MacDonough wrote that, back in 1974 when Congress created the reconciliation concept, it was to be employed only “in extraordinary circumstances and not for things that should have been or could have been foreseen and handled” in a regular budget resolution.

Because of the $4 trillion “sticker shock,” in Lavorgna’s words, such a package “is not a done deal.” Upshot, the economist went on, the overall price could be trimmed to as low as $1 trillion.

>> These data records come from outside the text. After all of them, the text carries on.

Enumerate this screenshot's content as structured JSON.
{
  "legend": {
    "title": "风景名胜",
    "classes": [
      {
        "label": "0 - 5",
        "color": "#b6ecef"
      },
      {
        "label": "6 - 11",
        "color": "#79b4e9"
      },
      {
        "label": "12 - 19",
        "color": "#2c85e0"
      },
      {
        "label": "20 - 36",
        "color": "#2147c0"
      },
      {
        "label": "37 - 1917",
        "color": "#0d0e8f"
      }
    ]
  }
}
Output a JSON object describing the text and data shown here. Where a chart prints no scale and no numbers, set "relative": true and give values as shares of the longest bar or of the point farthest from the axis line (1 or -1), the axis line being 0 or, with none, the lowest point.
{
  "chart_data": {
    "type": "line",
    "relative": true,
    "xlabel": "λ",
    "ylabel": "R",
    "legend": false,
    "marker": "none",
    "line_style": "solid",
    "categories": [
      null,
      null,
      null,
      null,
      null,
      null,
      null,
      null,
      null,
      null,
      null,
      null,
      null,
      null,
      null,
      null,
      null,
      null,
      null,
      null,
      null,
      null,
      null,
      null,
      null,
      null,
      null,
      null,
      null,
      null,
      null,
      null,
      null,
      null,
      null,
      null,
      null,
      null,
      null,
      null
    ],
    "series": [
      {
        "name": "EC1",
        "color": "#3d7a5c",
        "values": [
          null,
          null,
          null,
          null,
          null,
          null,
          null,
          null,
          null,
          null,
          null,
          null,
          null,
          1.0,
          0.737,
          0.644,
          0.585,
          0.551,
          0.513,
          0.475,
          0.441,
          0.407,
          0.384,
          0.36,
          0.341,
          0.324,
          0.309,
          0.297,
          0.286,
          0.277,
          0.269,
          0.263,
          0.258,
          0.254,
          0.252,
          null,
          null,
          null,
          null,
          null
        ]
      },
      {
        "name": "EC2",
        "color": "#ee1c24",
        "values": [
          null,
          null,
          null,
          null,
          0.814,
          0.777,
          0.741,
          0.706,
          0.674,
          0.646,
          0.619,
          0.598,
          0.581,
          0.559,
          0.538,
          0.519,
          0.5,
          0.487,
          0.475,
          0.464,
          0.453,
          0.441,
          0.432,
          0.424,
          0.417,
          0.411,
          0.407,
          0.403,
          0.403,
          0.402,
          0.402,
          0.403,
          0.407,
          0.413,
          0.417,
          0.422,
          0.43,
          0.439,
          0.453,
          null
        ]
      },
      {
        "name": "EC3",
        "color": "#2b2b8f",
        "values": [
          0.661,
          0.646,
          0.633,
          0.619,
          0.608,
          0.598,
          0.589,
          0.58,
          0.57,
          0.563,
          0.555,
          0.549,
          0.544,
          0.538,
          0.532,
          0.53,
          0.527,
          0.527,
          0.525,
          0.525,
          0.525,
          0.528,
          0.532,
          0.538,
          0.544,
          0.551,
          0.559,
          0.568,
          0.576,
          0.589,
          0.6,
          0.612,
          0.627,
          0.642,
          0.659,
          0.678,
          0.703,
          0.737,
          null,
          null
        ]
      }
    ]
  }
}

Of course, a slimmer Biden plan would mean less Treasury bond issuance, which in turn would hold down interest rates—something that is good for stocks. Also, Lavorgna argued, because the Federal Reserve “thinks government spending would be a boost to growth, a much smaller bill would likely keep the Fed on the sidelines longer,” with no interest rate hikes.

That said, the market was expecting a humongous new round of federal spending, Lavorgna pointed out. “Equity markets have zoomed higher on the prospect of more government stimulus,” he explained. For one thing, a chunk of the past stimulus likely has gone into the market.